Not known to most of the people in Amritsar district, Punjab or even India, the Kalyanwala Khoo got prominence all of a sudden and took the centre stage in leading newspapers and social media in the beginning of the year 2014. It is stated that in Feb 2014, some local amateurs, self claimed archeologists, joined by curiosity seekers took it upon themselves to un-earth the reported remains. They did not employ any scientific excavation techniques for their exhumation from the well sediments, and in the process, the brittle skeleton remains were severely damaged, fragmented and commingled.

The government formed a group from multi-prong institutions to establish the veracity of historical facts. A team of experts from Birbal Sahni Institute of Palaosciences (BSIP), Lucknow, the Centre for Cellular and Molecular Biology in Hyderabad, Panjab University, and Benaras Hindu University (BHU) arrived at the conclusion that the skeletons were of people from Uttar Pradesh (East), Bihar and West Bengal, and not Punjab. Employing the DNA and isotope analysis techniques, the research suggested that these 165 year old human skeletons belong to the residents of the Gangetic plains region. The way the skeletons were found lying, it can be infirred they were dumped from a height and were killed while their hands were tied. They were shot in the head with wooden bullet. The spirit of soldiers shall keep hovering over the region and their teeth must be gnashing in anguish till religious ceremony of last rites is performed and a befitting memorial is raised in the precinct to provide peace to their un-restive souls.

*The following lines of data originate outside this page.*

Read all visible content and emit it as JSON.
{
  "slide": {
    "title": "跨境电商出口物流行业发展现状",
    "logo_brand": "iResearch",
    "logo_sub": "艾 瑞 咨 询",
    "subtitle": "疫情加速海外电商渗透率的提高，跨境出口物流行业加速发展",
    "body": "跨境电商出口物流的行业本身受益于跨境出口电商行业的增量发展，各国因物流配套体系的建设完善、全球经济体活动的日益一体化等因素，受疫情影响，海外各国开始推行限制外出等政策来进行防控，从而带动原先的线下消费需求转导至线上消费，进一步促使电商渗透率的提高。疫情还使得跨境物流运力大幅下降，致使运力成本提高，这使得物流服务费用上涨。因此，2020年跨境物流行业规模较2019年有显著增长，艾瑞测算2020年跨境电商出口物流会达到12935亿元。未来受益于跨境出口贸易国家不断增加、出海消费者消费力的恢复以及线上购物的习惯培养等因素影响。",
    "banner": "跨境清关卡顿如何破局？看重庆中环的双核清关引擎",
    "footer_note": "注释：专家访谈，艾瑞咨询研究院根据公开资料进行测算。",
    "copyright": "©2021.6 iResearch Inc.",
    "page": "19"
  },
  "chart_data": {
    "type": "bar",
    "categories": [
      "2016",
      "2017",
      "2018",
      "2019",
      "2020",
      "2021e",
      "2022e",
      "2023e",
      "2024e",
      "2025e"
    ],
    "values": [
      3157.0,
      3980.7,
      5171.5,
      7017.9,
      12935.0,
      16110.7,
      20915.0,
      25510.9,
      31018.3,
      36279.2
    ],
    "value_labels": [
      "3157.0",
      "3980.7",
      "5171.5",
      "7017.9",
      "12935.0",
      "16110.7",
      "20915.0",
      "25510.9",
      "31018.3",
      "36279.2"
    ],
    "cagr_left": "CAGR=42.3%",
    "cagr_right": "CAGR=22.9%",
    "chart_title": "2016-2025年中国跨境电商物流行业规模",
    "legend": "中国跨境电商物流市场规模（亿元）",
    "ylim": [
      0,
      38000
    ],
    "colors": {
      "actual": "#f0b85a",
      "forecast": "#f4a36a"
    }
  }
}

The lesson is, now write about the history of unsung warriors of India by highlighting the facts in their correct perspective. As regards the Black Hole of Ajnala, following steps are suggestive:-

·         Letting the soldiers of 26th NI buried anonymously is no more an option left with Indian Republic now. A Befitting cenotaph should be constructed.

·         Indian Army be assigned the task to commemorate the Anniversary every year on 1st August.

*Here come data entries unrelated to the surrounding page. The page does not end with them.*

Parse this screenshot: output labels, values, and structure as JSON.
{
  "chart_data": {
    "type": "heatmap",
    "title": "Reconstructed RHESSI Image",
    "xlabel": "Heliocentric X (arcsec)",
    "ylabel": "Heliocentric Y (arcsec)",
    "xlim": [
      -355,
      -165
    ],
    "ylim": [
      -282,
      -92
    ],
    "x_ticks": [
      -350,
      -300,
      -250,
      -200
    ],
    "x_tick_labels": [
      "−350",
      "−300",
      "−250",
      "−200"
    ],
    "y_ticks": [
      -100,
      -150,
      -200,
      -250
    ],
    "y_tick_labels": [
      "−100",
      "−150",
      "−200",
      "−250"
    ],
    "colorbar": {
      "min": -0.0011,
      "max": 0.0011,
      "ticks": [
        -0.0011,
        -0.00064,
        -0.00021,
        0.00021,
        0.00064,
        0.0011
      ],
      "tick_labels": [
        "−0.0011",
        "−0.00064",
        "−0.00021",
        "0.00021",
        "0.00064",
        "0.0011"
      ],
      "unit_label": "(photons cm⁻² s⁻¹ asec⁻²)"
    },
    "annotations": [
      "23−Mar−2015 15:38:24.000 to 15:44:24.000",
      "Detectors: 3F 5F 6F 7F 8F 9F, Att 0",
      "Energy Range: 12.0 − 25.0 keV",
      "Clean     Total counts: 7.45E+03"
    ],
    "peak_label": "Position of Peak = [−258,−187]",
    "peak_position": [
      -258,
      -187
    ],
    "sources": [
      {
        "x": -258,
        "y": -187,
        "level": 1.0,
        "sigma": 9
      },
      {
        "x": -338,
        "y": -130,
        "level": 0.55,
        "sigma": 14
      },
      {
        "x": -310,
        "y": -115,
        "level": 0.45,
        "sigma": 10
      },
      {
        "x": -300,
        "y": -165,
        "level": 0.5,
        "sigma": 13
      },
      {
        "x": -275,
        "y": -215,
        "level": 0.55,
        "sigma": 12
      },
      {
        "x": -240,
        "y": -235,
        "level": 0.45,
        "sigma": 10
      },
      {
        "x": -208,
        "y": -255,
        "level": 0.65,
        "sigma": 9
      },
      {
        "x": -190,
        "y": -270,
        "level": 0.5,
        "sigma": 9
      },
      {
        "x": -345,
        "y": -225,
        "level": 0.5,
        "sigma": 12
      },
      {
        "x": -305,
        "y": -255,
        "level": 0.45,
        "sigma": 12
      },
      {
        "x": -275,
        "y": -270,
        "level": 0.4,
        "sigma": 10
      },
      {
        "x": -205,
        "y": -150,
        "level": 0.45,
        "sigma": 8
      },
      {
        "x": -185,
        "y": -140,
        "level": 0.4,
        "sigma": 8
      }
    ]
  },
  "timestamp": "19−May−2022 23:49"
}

·         Inscribing names and ranks of martyrs on the raised memorial, after ascertaining, in the time bound manner, from records maintained by British Government.

·         The state to perform the last rites of 282 dead soldiers to provide requiescat. 

·         To include the Black Hole of Ajnala high-lighting the barbarian face of British imperialism in curriculum relating to First War of Indian Independence.